There are so many musicians and so few good artists. That's
why artists live the lives of kings.


 

offline glass_eater from a blind nerves area (Switzerland) on 2002-11-03 09:39 [#00426052]
Points: 4904 Status: Regular



let me know when ull find it then
and ill show many beautifull art pieces
(im so modest)


 

offline roygbivcore from Joyrex.com, of course! on 2002-11-03 10:28 [#00426096]
Points: 22557 Status: Lurker



rain makes me dream of fire. and reverse rain.


 

offline roygbivcore from Joyrex.com, of course! on 2002-11-03 10:28 [#00426098]
Points: 22557 Status: Lurker



that was the worse thing ever. i'm sorry


 

offline qrter from the future, and it works (Netherlands, The) on 2002-11-03 10:29 [#00426099]
Points: 47414 Status: Moderator | Followup to w M w: #00425049



"1) cutting the mustard is a euphemism for farting"

whats ludicrous about that?

it is indeed an euphemism, so..?

as far as I've read, your ratingsystem seems sowhat flawed
and inconsequential, w M w..


 

offline roygbivcore from Joyrex.com, of course! on 2002-11-03 10:30 [#00426100]
Points: 22557 Status: Lurker



i need a reality check made out to cash...
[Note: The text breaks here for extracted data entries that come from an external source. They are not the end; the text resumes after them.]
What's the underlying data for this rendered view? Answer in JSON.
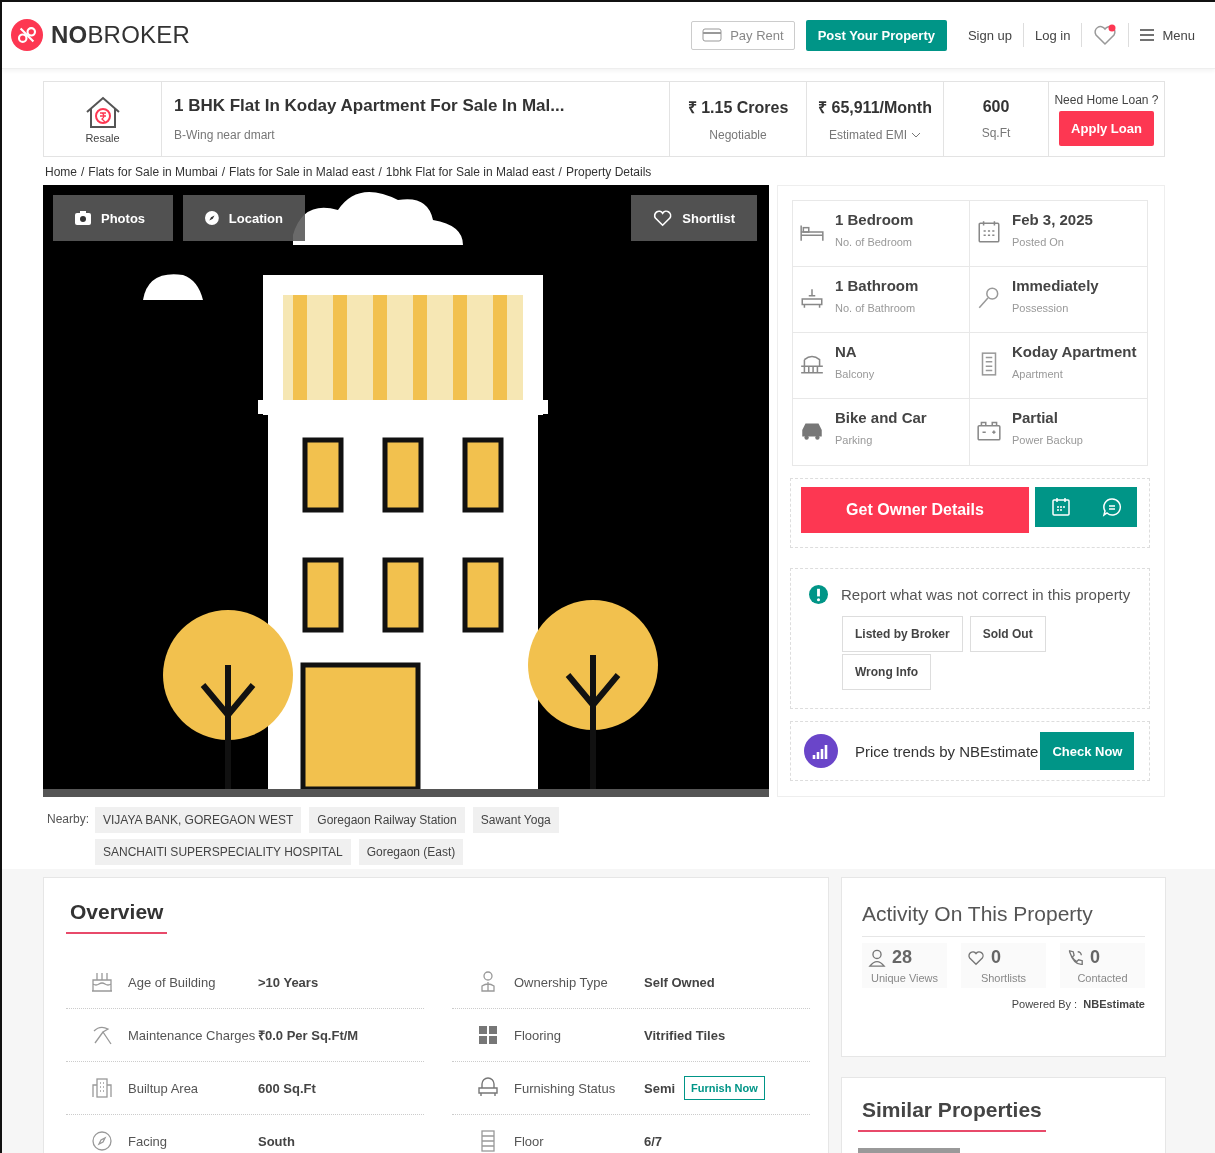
{
  "header": {
    "logo": "**NO**BROKER",
    "pay_rent": "Pay Rent",
    "post_property": "Post Your Property",
    "sign_up": "Sign up",
    "log_in": "Log in",
    "menu": "Menu"
  },
  "summary": {
    "badge": "Resale",
    "title": "1 BHK Flat In Koday Apartment For Sale In Mal...",
    "subtitle": "B-Wing near dmart",
    "price": "₹ 1.15 Crores",
    "price_note": "Negotiable",
    "emi": "₹ 65,911/Month",
    "emi_note": "Estimated EMI",
    "area": "600",
    "area_note": "Sq.Ft",
    "loan_question": "Need Home Loan ?",
    "loan_button": "Apply Loan"
  },
  "breadcrumb": {
    "separator": "/",
    "items": [
      "Home",
      "Flats for Sale in Mumbai",
      "Flats for Sale in Malad east",
      "1bhk Flat for Sale in Malad east",
      "Property Details"
    ]
  },
  "photo": {
    "photos_button": "Photos",
    "location_button": "Location",
    "shortlist_button": "Shortlist"
  },
  "facts": [
    {
      "kind": "bed",
      "value": "1 Bedroom",
      "label": "No. of Bedroom"
    },
    {
      "kind": "calendar",
      "value": "Feb 3, 2025",
      "label": "Posted On"
    },
    {
      "kind": "bath",
      "value": "1 Bathroom",
      "label": "No. of Bathroom"
    },
    {
      "kind": "key",
      "value": "Immediately",
      "label": "Possession"
    },
    {
      "kind": "balcony",
      "value": "NA",
      "label": "Balcony"
    },
    {
      "kind": "building",
      "value": "Koday Apartment",
      "label": "Apartment"
    },
    {
      "kind": "car",
      "value": "Bike and Car",
      "label": "Parking"
    },
    {
      "kind": "battery",
      "value": "Partial",
      "label": "Power Backup"
    }
  ],
  "owner_button": "Get Owner Details",
  "report": {
    "text": "Report what was not correct in this property",
    "options": [
      "Listed by Broker",
      "Sold Out",
      "Wrong Info"
    ]
  },
  "price_trends": {
    "text": "Price trends by NBEstimate",
    "button": "Check Now"
  },
  "nearby": {
    "label": "Nearby:",
    "places": [
      "VIJAYA BANK, GOREGAON WEST",
      "Goregaon Railway Station",
      "Sawant Yoga",
      "SANCHAITI SUPERSPECIALITY HOSPITAL",
      "Goregaon (East)"
    ]
  },
  "overview": {
    "title": "Overview",
    "rows": [
      {
        "kind": "cake",
        "label": "Age of Building",
        "value": ">10 Years"
      },
      {
        "kind": "person",
        "label": "Ownership Type",
        "value": "Self Owned"
      },
      {
        "kind": "tool",
        "label": "Maintenance Charges",
        "value": "₹0.0 Per Sq.Ft/M"
      },
      {
        "kind": "tiles",
        "label": "Flooring",
        "value": "Vitrified Tiles"
      },
      {
        "kind": "building",
        "label": "Builtup Area",
        "value": "600 Sq.Ft"
      },
      {
        "kind": "chair",
        "label": "Furnishing Status",
        "value": "Semi",
        "action": "Furnish Now"
      },
      {
        "kind": "compass",
        "label": "Facing",
        "value": "South"
      },
      {
        "kind": "floor",
        "label": "Floor",
        "value": "6/7"
      }
    ]
  },
  "activity": {
    "title": "Activity On This Property",
    "stats": [
      {
        "kind": "views",
        "value": "28",
        "label": "Unique Views"
      },
      {
        "kind": "heart",
        "value": "0",
        "label": "Shortlists"
      },
      {
        "kind": "phone",
        "value": "0",
        "label": "Contacted"
      }
    ],
    "powered_by": "Powered By :  **NBEstimate**"
  },
  "similar": {
    "title": "Similar Properties"
  }
}
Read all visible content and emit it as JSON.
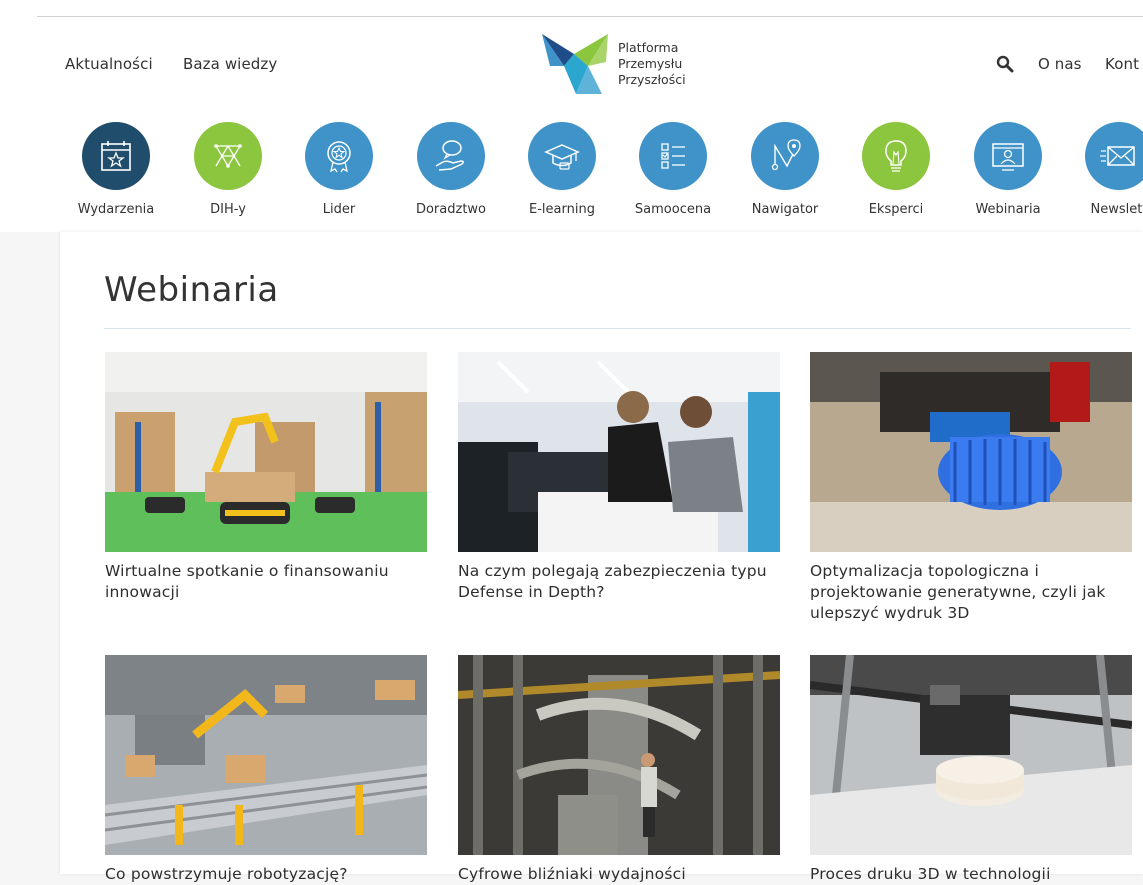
{
  "nav": {
    "left": [
      "Aktualności",
      "Baza wiedzy"
    ],
    "logo_lines": [
      "Platforma",
      "Przemysłu",
      "Przyszłości"
    ],
    "right": [
      "O nas",
      "Kont"
    ]
  },
  "categories": [
    {
      "label": "Wydarzenia",
      "icon": "calendar-star-icon",
      "color": "#1f4d6b"
    },
    {
      "label": "DIH-y",
      "icon": "network-icon",
      "color": "#8cc63f"
    },
    {
      "label": "Lider",
      "icon": "award-icon",
      "color": "#3f93c8"
    },
    {
      "label": "Doradztwo",
      "icon": "advice-hand-icon",
      "color": "#3f93c8"
    },
    {
      "label": "E-learning",
      "icon": "graduation-cap-icon",
      "color": "#3f93c8"
    },
    {
      "label": "Samoocena",
      "icon": "checklist-icon",
      "color": "#3f93c8"
    },
    {
      "label": "Nawigator",
      "icon": "route-pin-icon",
      "color": "#3f93c8"
    },
    {
      "label": "Eksperci",
      "icon": "lightbulb-icon",
      "color": "#8cc63f"
    },
    {
      "label": "Webinaria",
      "icon": "webinar-icon",
      "color": "#3f93c8"
    },
    {
      "label": "Newslett",
      "icon": "envelope-icon",
      "color": "#3f93c8"
    }
  ],
  "page": {
    "title": "Webinaria"
  },
  "webinars": [
    {
      "title": "Wirtualne spotkanie o finansowaniu innowacji"
    },
    {
      "title": "Na czym polegają zabezpieczenia typu Defense in Depth?"
    },
    {
      "title": "Optymalizacja topologiczna i projektowanie generatywne, czyli jak ulepszyć wydruk 3D"
    },
    {
      "title": "Co powstrzymuje robotyzację?"
    },
    {
      "title": "Cyfrowe bliźniaki wydajności"
    },
    {
      "title": "Proces druku 3D w technologii"
    }
  ]
}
that was from the baron long ago :sniffles:


 

offline Sido Dyas from a computer on 2002-11-03 10:34 [#00426105]
Points: 8876 Status: Lurker



Every time you sneeze a rapper dies.


 

offline Paco from Gothenburg (Sweden) on 2002-11-03 10:56 [#00426120]
Points: 2659 Status: Lurker



I'm going for Eminem!! Wish me good luck! :D

-P


 

offline BILE from São Paulo (Brazil) on 2002-11-03 11:00 [#00426122]
Points: 1769 Status: Regular



when the spark flies off the handle, the grass is never
greener on the other onion


 

offline w M w from London (United Kingdom) on 2002-11-03 11:17 [#00426124]
Points: 21454 Status: Regular | Followup to qrter: #00426099



yes, but can you make a euphemism for farting while
SIMULTANEOUSLY creating a triple hamburger condiment bonus
WITH that euphemism???


 

offline DaWeeze from WANTED IN 16 STATES! on 2002-11-03 12:02 [#00426166]
Points: 5213 Status: Addict



Geez. Who knew one silly statement could be
so...overanalyzed.

;)


 

offline qrter from the future, and it works (Netherlands, The) on 2002-11-03 12:10 [#00426174]
Points: 47414 Status: Moderator | Followup to w M w: #00426124



so now you want me to make an euphemism of a sentence with
another euphemism in..?


 

offline Sido Dyas from a computer on 2002-11-03 12:15 [#00426188]
Points: 8876 Status: Lurker



Everytime you masturbate Santa Claus eats one of his
reindeers.


 

offline qrter from the future, and it works (Netherlands, The) on 2002-11-03 12:19 [#00426199]
Points: 47414 Status: Moderator | Followup to Sido Dyas: #00426188



then he ran out a long, LONG time ago.. ;)


 

offline cygnus from nowhere and everyplace on 2002-11-03 13:20 [#00426335]
Points: 11920 Status: Regular



i flung out my sword, and shot my dead wife!


 

offline DJ Xammax from not America on 2002-11-03 13:23 [#00426339]
Points: 11512 Status: Lurker



w M w = taking this WAY too seriously. Besides, write your
own damn poem if we ain't good enough!